MODELING OF OPERATIONS
Chapter 1
Management science: a scientific approach to solving management problems. It
can be used in a variety of organizations to solve many different types of problems.
Furthermore, it encompasses a logical approach to problem solving. Steps of
scientific method to problem solving:
1. Observation (can often be identified by a management scientist: a person
skilled in the application of management science techniques)
2. Definition of the problem
3. Model construction (a model is an abstract mathematical representation of a
problem situation), mostly in the form of a set of mathematical records. A
variable is a symbol used to represent an item that can take on any value.
Parameters are known, constant values that are often coefficients of
variables in equations. Data are pieces of information from the problem
environment. A functional relationship includes variables, parameters and
equations.
4. Model solution
5. Implementation (the actual use of a model once it has been developed)
Break-even analysis is a modelling technique to determine the number of units to
sell or produce that will result in zero profit. Fixed costs are independent of volume
and remain constant. Variable costs depend on the number of items produced.
Total cost = total fixed cost + total variable cost
TC
= cf
+
vcv
Profit is the difference between total revenue (volume multiplied by price) and total
cost.
The break-even point is the volume (v) that equals total revenue with total cost
where profit is zero. Break-even formula =
0 = v(p-cv)-cf
Sensitivity analysis: sees how sensitive a management model is to changes. In
general, an increase in price lowers the break-even point, all other things held
constant. An increase in variable costs will increase the break-even point, all other
things held constant. Also, an increase in fixed costs will do this.
Management science techniques
-
Linear mathematical programming
Probabilistic techniques
Network techniques
Other techniques
A deterministic technique assumes certainty in the solution
Chapter 2
Objectives of a business frequently are to maximize profit or minimize cost. Linear
programming is a model that consists of linear relationships representing a firm’s
decisions, given an objective and resource constraints.
Decision variables are mathematical symbols that represent level of activity.
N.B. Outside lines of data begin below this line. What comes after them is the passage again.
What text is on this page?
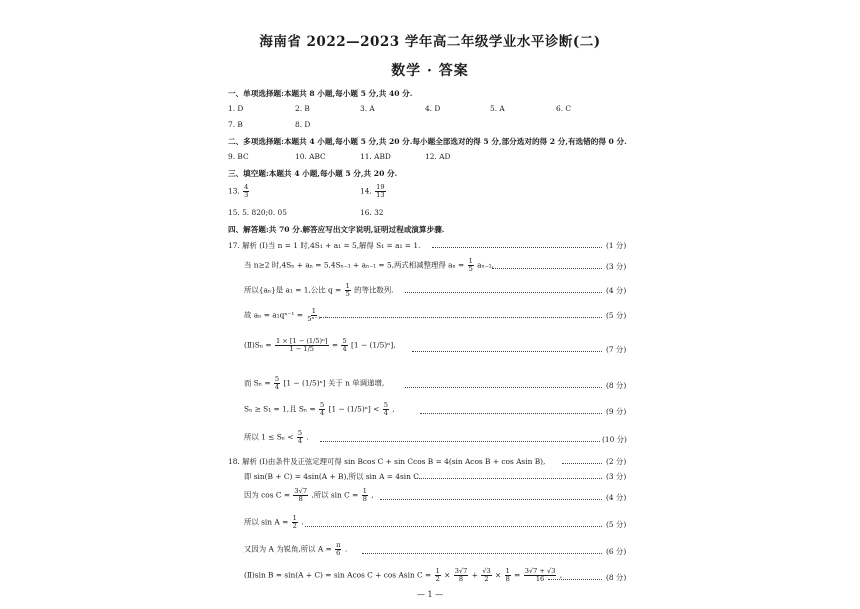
海南省 2022—2023 学年高二年级学业水平诊断(二)
数学 · 答案
一、单项选择题:本题共 8 小题,每小题 5 分,共 40 分.
1. D	2. B	3. A	4. D	5. A	6. C
7. B	8. D
二、多项选择题:本题共 4 小题,每小题 5 分,共 20 分.每小题全部选对的得 5 分,部分选对的得 2 分,有选错的得 0 分.
9. BC	10. ABC	11. ABD	12. AD
三、填空题:本题共 4 小题,每小题 5 分,共 20 分.
13. $\frac{4}{3}$	14. $\frac{19}{13}$
15. 5. 820;0. 05	16. 32
四、解答题:共 70 分.解答应写出文字说明,证明过程或演算步骤.
17. 解析 (Ⅰ)当 n = 1 时,4S₁ + a₁ = 5,解得 S₁ = a₁ = 1.	(1 分)
当 n≥2 时,4Sₙ + aₙ = 5,4Sₙ₋₁ + aₙ₋₁ = 5,两式相减整理得 $a_n = \frac{1}{5} a_{n-1}$,	(3 分)
所以{aₙ}是 a₁ = 1,公比 $q = \frac{1}{5}$ 的等比数列.	(4 分)
故 $a_n = a_1q^{n-1} = \frac{1}{\text{5ⁿ⁻¹}}$ .	(5 分)
(Ⅱ)Sₙ = $\frac{\text{1 × [1 − (1/5)ⁿ]}}{1 - 1/5} = \frac{5}{4} [1 - (1/5)^n]$,	(7 分)
而 $S_n = \frac{5}{4} [1 - (1/5)^n]$ 关于 n 单调递增,	(8 分)
Sₙ ≥ S₁ = 1,且 $S_n = \frac{5}{4} [1 - (1/5)^n] < \frac{5}{4}$ ,	(9 分)
所以 $1 \le S_n < \frac{5}{4}$ .	(10 分)
18. 解析 (Ⅰ)由条件及正弦定理可得 sin Bcos C + sin Ccos B = 4(sin Acos B + cos Asin B),	(2 分)
即 sin(B + C) = 4sin(A + B),所以 sin A = 4sin C.	(3 分)
因为 $\cos C = \frac{3√7}{8}$ ,所以 $\sin C = \frac{1}{8}$ ,	(4 分)
所以 $\sin A = \frac{1}{2}$ .	(5 分)
又因为 A 为锐角,所以 $A = \frac{\pi}{6}$ .	(6 分)
(Ⅱ)sin B = sin(A + C) = sin Acos C + cos Asin $C = \frac{1}{2} \times \frac{3√7}{8} + \frac{√3}{2} \times \frac{1}{8} = \frac{3√7 + √3}{16}$ ,	(8 分)
— 1 —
The
objective function is a linear relationship that reflects the objective of an operation.
A model constraint is a linear relationship that represents a restriction on decision
making. A linear programming model consists of decision variables, an objective
function and constraints.
A solution is feasible when it does not violate any of the constraints. An infeasible
problem violates at least one of the constraints.
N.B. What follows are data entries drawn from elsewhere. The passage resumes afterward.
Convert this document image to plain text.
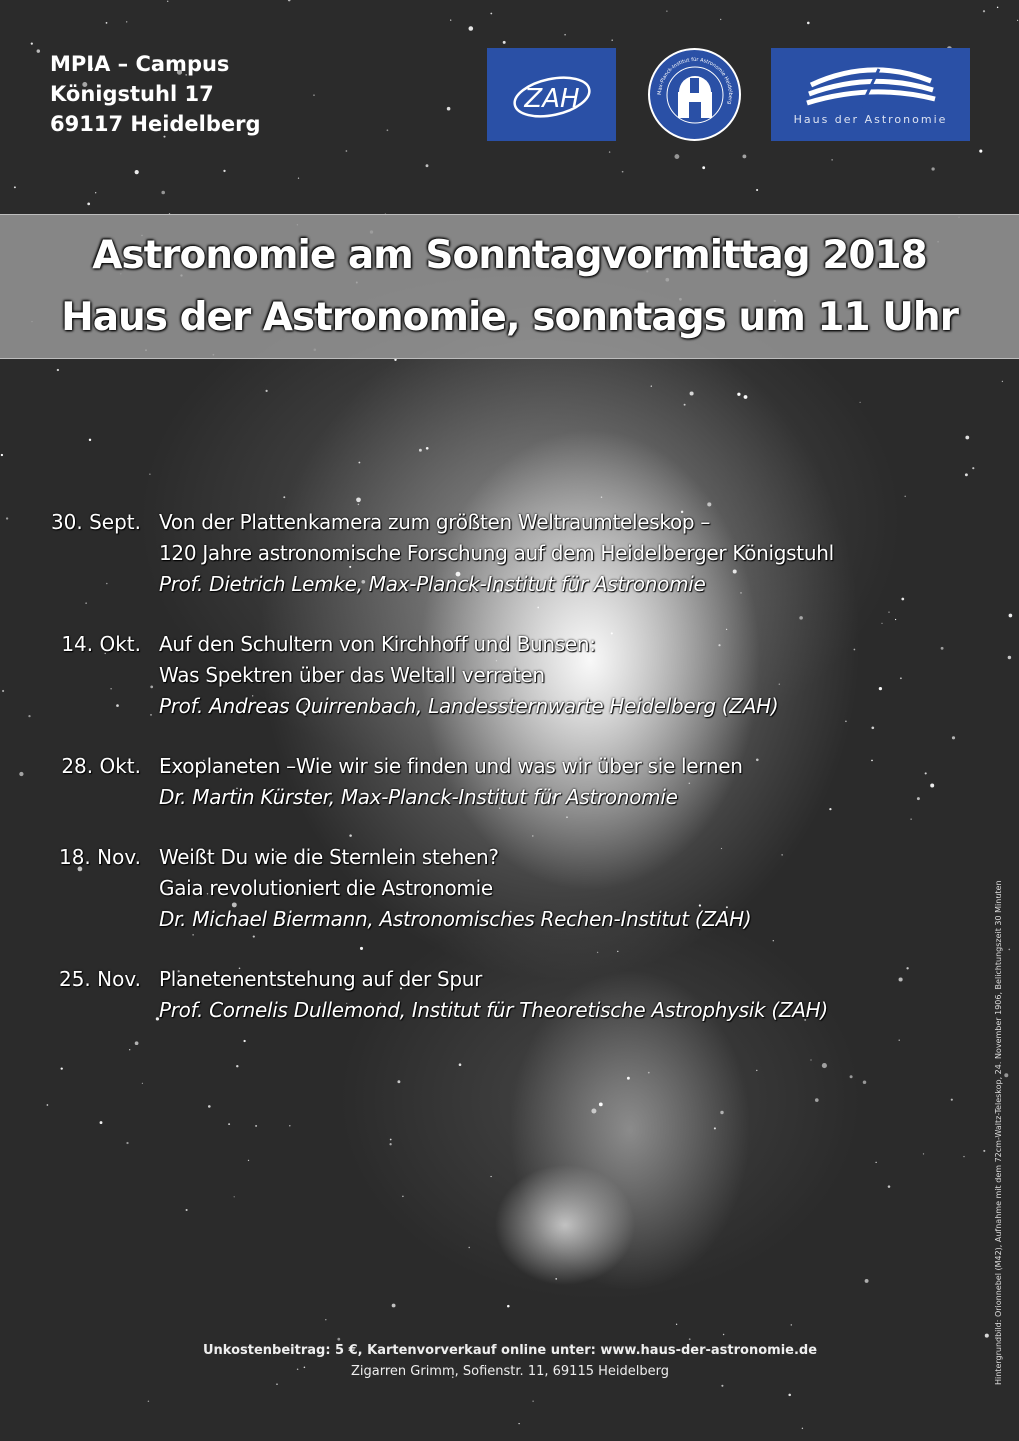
MPIA – Campus
Königstuhl 17
69117 Heidelberg
ZAH	Max-Planck-Institut für Astronomie Heidelberg
Haus der Astronomie
Astronomie am Sonntagvormittag 2018
Haus der Astronomie, sonntags um 11 Uhr
30. Sept. Von der Plattenkamera zum größten Weltraumteleskop –
120 Jahre astronomische Forschung auf dem Heidelberger Königstuhl
Prof. Dietrich Lemke, Max-Planck-Institut für Astronomie
14. Okt. Auf den Schultern von Kirchhoff und Bunsen:
Was Spektren über das Weltall verraten
Prof. Andreas Quirrenbach, Landessternwarte Heidelberg (ZAH)
28. Okt. Exoplaneten –Wie wir sie finden und was wir über sie lernen
Dr. Martin Kürster, Max-Planck-Institut für Astronomie
18. Nov. Weißt Du wie die Sternlein stehen?
Gaia revolutioniert die Astronomie
Dr. Michael Biermann, Astronomisches Rechen-Institut (ZAH)
25. Nov. Planetenentstehung auf der Spur
Prof. Cornelis Dullemond, Institut für Theoretische Astrophysik (ZAH)
Unkostenbeitrag: 5 €, Kartenvorverkauf online unter: www.haus-der-astronomie.de
Zigarren Grimm, Sofienstr. 11, 69115 Heidelberg	Hintergrundbild: Orionnebel (M42), Aufnahme mit dem 72cm-Waltz-Teleskop, 24. November 1906, Belichtungszeit 30 Minuten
When solving it using a graph  the optimal solution point is the last point the
objective function touches as it leaves the feasible solution area.
Multiple optimal solutions can occur when the objective function is parallel to a
constraint line. A slack variable represents unused resources.
A surplus variable is substracted from a => constraint to convert it to an equation.
A surplus variable represents an excess above a constraint requirement level.
Chapter 3
Simplex method: a procedure involving a set of mathematical steps to solve linear
programming problems
Marginal value: the money amount one would be willing to pay for one additional
resource unit
Sensitivity analysis: the analysis of the effect of parameter changes on the optimal
solution
The sensitivity range for an objective coefficient is the range of values over which
the current optimal solution point will remain optimal
Shadow price: the estimated price of a good or service for which no market price
exists
Chapter 4
Linear programming model formulation steps
Step 1: define the decision variables
Step 2: define the objective function
Step 3: define the constraints
Standard form requires all variables to be left of the inequality and numeric values
to the right. Also requires that fractional relationships between variables be
eliminated.
In a “balanced” transportation model, supply equals demand such that all
constraints are equalities; in an “unbalanced” transportation model supply does not
equal demand, and one set of constraints is <=.
Chapter 5
Three basic types of integer linear programming models:
-
In a total integer model, all the decision variables are required to have integer
solution values
In a 0-1 integer model, all the decision variables have integer values of zero
or one
In a mixed integer model, some of the decision variables (but not all)
Rounding noon-integer solution values up to the nearest integer value can result in
an infeasible solution. A feasible solution is ensured by rounding down non-integer
solution values. A rounded-down integer solution can result in a less-than optimal
solution (sub-optimal solution). The traditional approach for solving integer
programming problems is the branch and bound method. It is a mathematical
solution approach that can be applied to a number of different problems. The
branch and bound method is based on the principle that the total set of feasible
solutions can be portioned into smaller subsets of solutions. These smaller subsets
can then be evaluated systematically until the best solution is found.